Aug 13, 2015 5:10:00 PMBy Michael Kuznar Posted in SEO

The first thing you should understand regarding H1 or header tags are its purpose because that alone helps you understand why search engines like Google, Yahoo and Bing rely on them so much.  Consider an H1 tag for how it’s named, a ‘header’ tag.  When you were in grade school or college would you hand a teacher a paper with no heading?  Absolutely not, the header basically introduces your entire article to the reader.  Search engines feel the same way.  They would like to know what your article or webpage is about.  How convenient for the article to have a header, where they summarize it in as few words as possible?

If search engines see you have a header related to a certain subject and the content matches up with the header, they’ll most likely assume it’s something ‘rankable’.

Headers are extremely valuable when doing search engine optimization and getting found.  Headers should contain keyphrases or keywords RELEVANT to the content beneath it and also relevant to the overall primary keyphrase or keyword goal of that particular page.  Notice I didn’t say website, I said page.

Like everything in life, careful not to overdo it.

Here’s an example of a great blog heading:

What plumbing issues should I expect living in Philadelphia

Notice I included good keyphrases without destroying the actual title of the blog?
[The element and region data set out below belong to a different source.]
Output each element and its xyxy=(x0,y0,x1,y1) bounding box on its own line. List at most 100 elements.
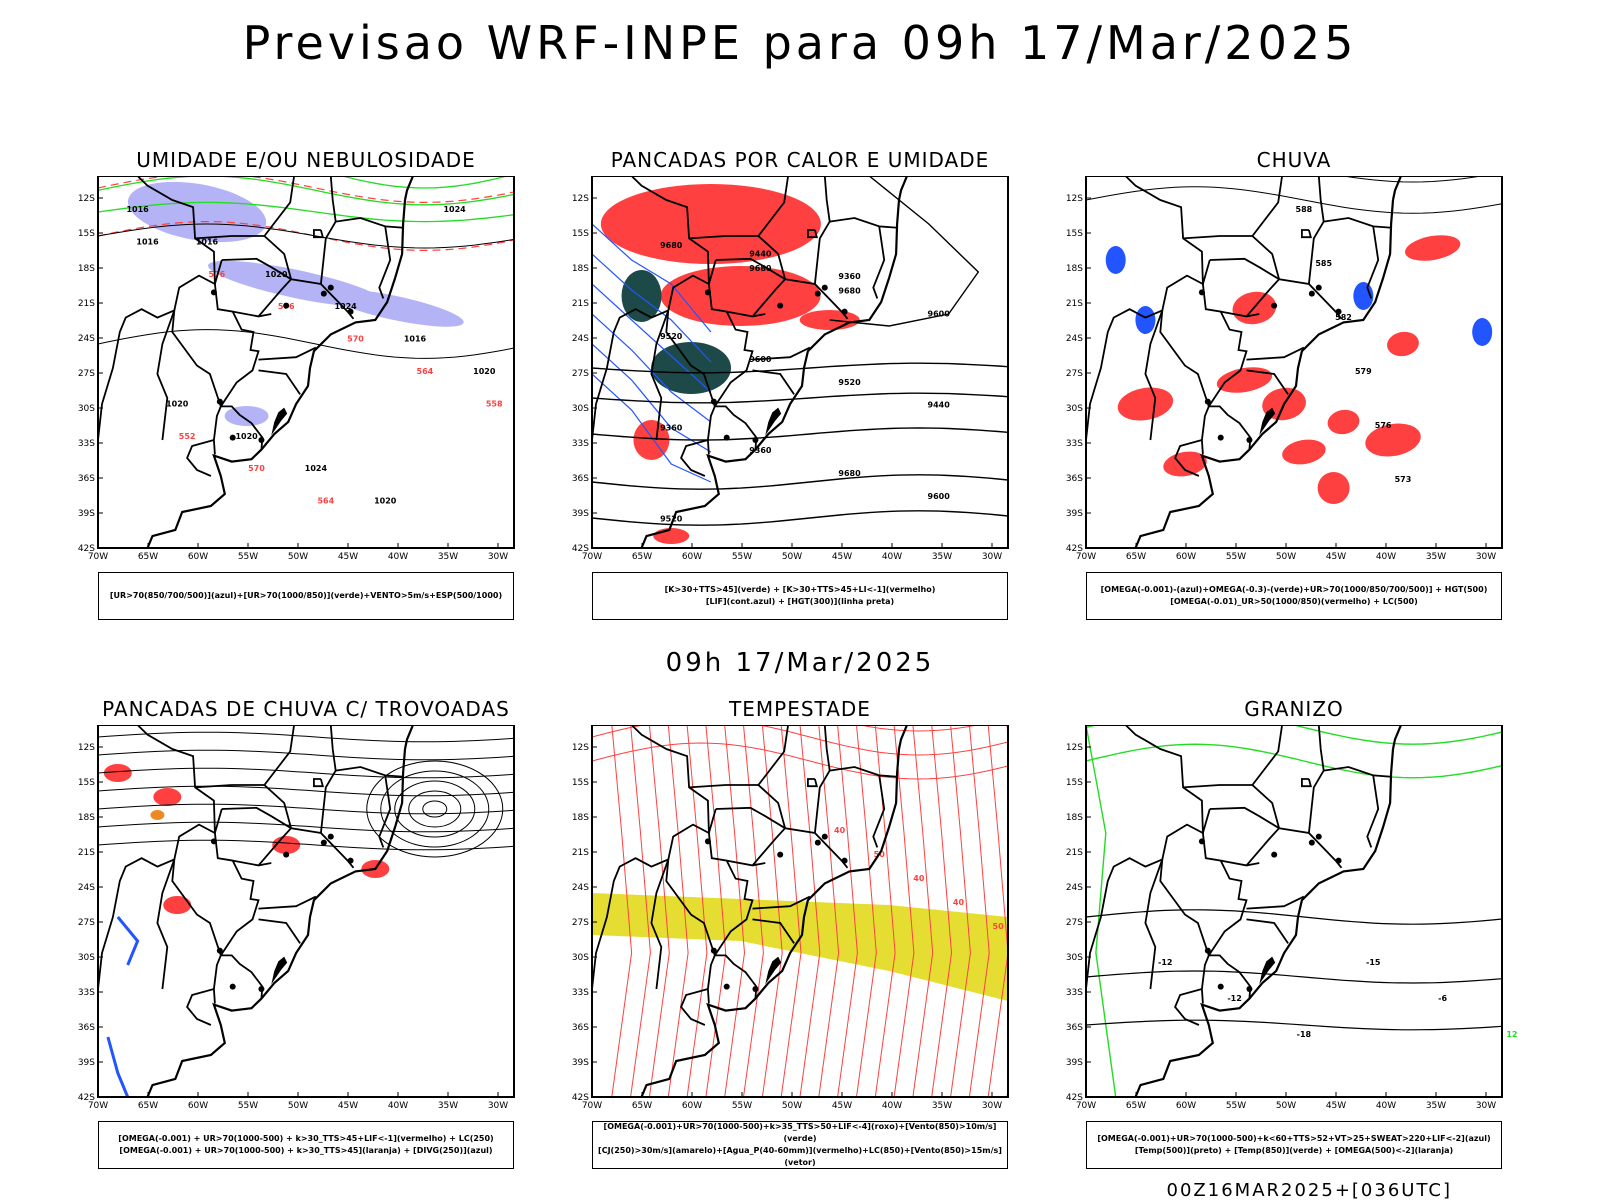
state-border xyxy=(1144,310,1164,441)
legend-line: [OMEGA(-0.001)+UR>70(1000-500)+k>35_TTS>… xyxy=(603,1122,997,1143)
lat-label: 24S xyxy=(78,883,95,893)
state-border xyxy=(752,369,795,395)
lon-label: 45W xyxy=(338,1101,358,1111)
water-red-contour xyxy=(857,725,980,732)
lake xyxy=(1335,857,1342,864)
state-border xyxy=(1124,725,1204,860)
streamline xyxy=(1340,176,1485,183)
lat-label: 24S xyxy=(572,883,589,893)
geography-layer xyxy=(592,725,909,1097)
lat-label: 27S xyxy=(1066,369,1083,379)
lagoa-dos-patos xyxy=(271,407,288,436)
lon-label: 70W xyxy=(582,552,602,562)
hgt300-contour xyxy=(592,362,1008,374)
lake xyxy=(814,839,821,846)
legend-box: [OMEGA(-0.001)-(azul)+OMEGA(-0.3)-(verde… xyxy=(1086,572,1502,620)
contour-label: 1024 xyxy=(443,205,466,214)
coastline xyxy=(897,725,909,750)
contour-label: 579 xyxy=(1355,367,1372,376)
panel-chuva: CHUVA 588 585 582 579 576 573 12S 15S 18S 21S 24S 2… xyxy=(1054,148,1534,628)
lat-label: 30S xyxy=(78,404,95,414)
lat-label: 39S xyxy=(572,1058,589,1068)
lif-blue-contour xyxy=(592,283,712,393)
state-border xyxy=(630,176,710,311)
state-border xyxy=(186,439,215,477)
rain-red-area xyxy=(1282,439,1326,465)
state-border xyxy=(1124,176,1204,311)
streamline xyxy=(98,821,514,833)
state-border xyxy=(212,405,264,455)
lake xyxy=(1217,983,1224,990)
contour-label: 588 xyxy=(1296,205,1313,214)
state-border xyxy=(715,806,786,829)
coastline xyxy=(1134,199,1395,548)
panel-granizo: GRANIZO -12-12-18-15-6121212S15S18S21S24… xyxy=(1054,697,1534,1177)
map-umidade: 1016 1016 1020 1024 1016 1020 1020 1020 1024 1020… xyxy=(78,176,515,562)
lake xyxy=(752,437,759,443)
lake xyxy=(1271,302,1278,309)
state-border xyxy=(212,954,264,1004)
coastline xyxy=(146,199,407,548)
lake xyxy=(1308,290,1315,297)
legend-line: [CJ(250)>30m/s](amarelo)+[Agua_P(40-60mm… xyxy=(598,1146,1002,1167)
contour-label: 1020 xyxy=(374,497,397,506)
lon-label: 60W xyxy=(682,1101,702,1111)
state-border xyxy=(335,766,403,778)
state-border xyxy=(680,439,709,477)
lon-label: 35W xyxy=(438,552,458,562)
state-border xyxy=(829,217,897,229)
lat-label: 36S xyxy=(1066,1023,1083,1033)
state-border xyxy=(156,859,176,990)
panel-umidade: UMIDADE E/OU NEBULOSIDADE 1016 1016 1020 10… xyxy=(66,148,546,628)
lake xyxy=(704,289,711,296)
state-border xyxy=(1144,859,1164,990)
contour-label: 9680 xyxy=(660,241,683,250)
lake xyxy=(1217,434,1224,441)
contour-label: 9360 xyxy=(749,446,772,455)
lon-label: 50W xyxy=(288,552,308,562)
lon-label: 70W xyxy=(88,1101,108,1111)
lagoa-dos-patos xyxy=(1259,407,1276,436)
map-frame xyxy=(97,176,515,549)
field-layer xyxy=(98,731,514,1097)
lon-label: 30W xyxy=(1476,552,1496,562)
lif-blue-contour xyxy=(592,253,712,363)
state-border xyxy=(335,217,403,229)
lon-label: 55W xyxy=(238,1101,258,1111)
lat-label: 18S xyxy=(78,264,95,274)
coastline xyxy=(897,176,909,201)
omega-blue-area xyxy=(1105,246,1126,274)
lat-label: 39S xyxy=(1066,509,1083,519)
state-border xyxy=(706,954,758,1004)
temp850-green-contour xyxy=(1086,725,1117,1097)
contour-label: 1016 xyxy=(136,237,159,246)
lake xyxy=(210,838,217,845)
legend-line: [LIF](cont.azul) + [HGT(300)](linha pret… xyxy=(705,597,895,606)
coastline xyxy=(146,748,407,1097)
legend-line: [OMEGA(-0.001)-(azul)+OMEGA(-0.3)-(verde… xyxy=(1100,585,1488,594)
lon-label: 65W xyxy=(632,552,652,562)
contour-label: 50 xyxy=(993,922,1005,931)
state-border xyxy=(257,827,355,869)
lon-label: 30W xyxy=(488,1101,508,1111)
contour-label: 40 xyxy=(953,898,965,907)
lat-label: 42S xyxy=(78,544,95,554)
contour-label: 1024 xyxy=(305,464,328,473)
state-border xyxy=(232,859,272,867)
geography-layer xyxy=(98,725,415,1097)
state-border xyxy=(221,806,292,829)
contour-label: 1024 xyxy=(334,302,357,311)
lon-label: 55W xyxy=(732,552,752,562)
lat-label: 30S xyxy=(1066,404,1083,414)
lake xyxy=(216,398,223,405)
lon-label: 35W xyxy=(932,552,952,562)
panel-title: GRANIZO xyxy=(1244,697,1344,721)
water-red-contour xyxy=(761,725,783,1097)
temp500-contour xyxy=(1086,1019,1502,1031)
lake xyxy=(814,290,821,297)
temp850-green-contour xyxy=(1086,743,1502,779)
lat-label: 33S xyxy=(572,988,589,998)
state-border xyxy=(320,725,337,834)
rain-red-area xyxy=(1317,472,1350,504)
state-border xyxy=(258,918,301,944)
Now let’s take a look at a bad header

Plumbers in Philadelphia 19004 – Find Plumbers in Philly – Philadelphia Plumbers

Avanti_Vision_Google_Hummingbird

You’ll do two things ‘keyword stuffing’ your blog headers.  You’ll hurt the integrity and purpose of the article itself, regardless how well written,   and you’ll also run the risk of turning off search engines to your particular page.  As many know, search engines don’t give away their algorithms.  Even though we have no proof Google, Yahoo or Bing would look down on or penalize a website for such a blatant attempt at manipulating their results it is very likely that if they do, the second example would go straight to the chopping block compared to our first sample.

H1, H2, H3,4567….

Header tags come in variations based on a number rating.  Unfortunately without knowing the search engine’s algorithms it’s impossible to gauge which levels hold any significance over the other, if at all.  What we do know is H1 tags work, so good advice is probably just to play it safe, stick with H1’s.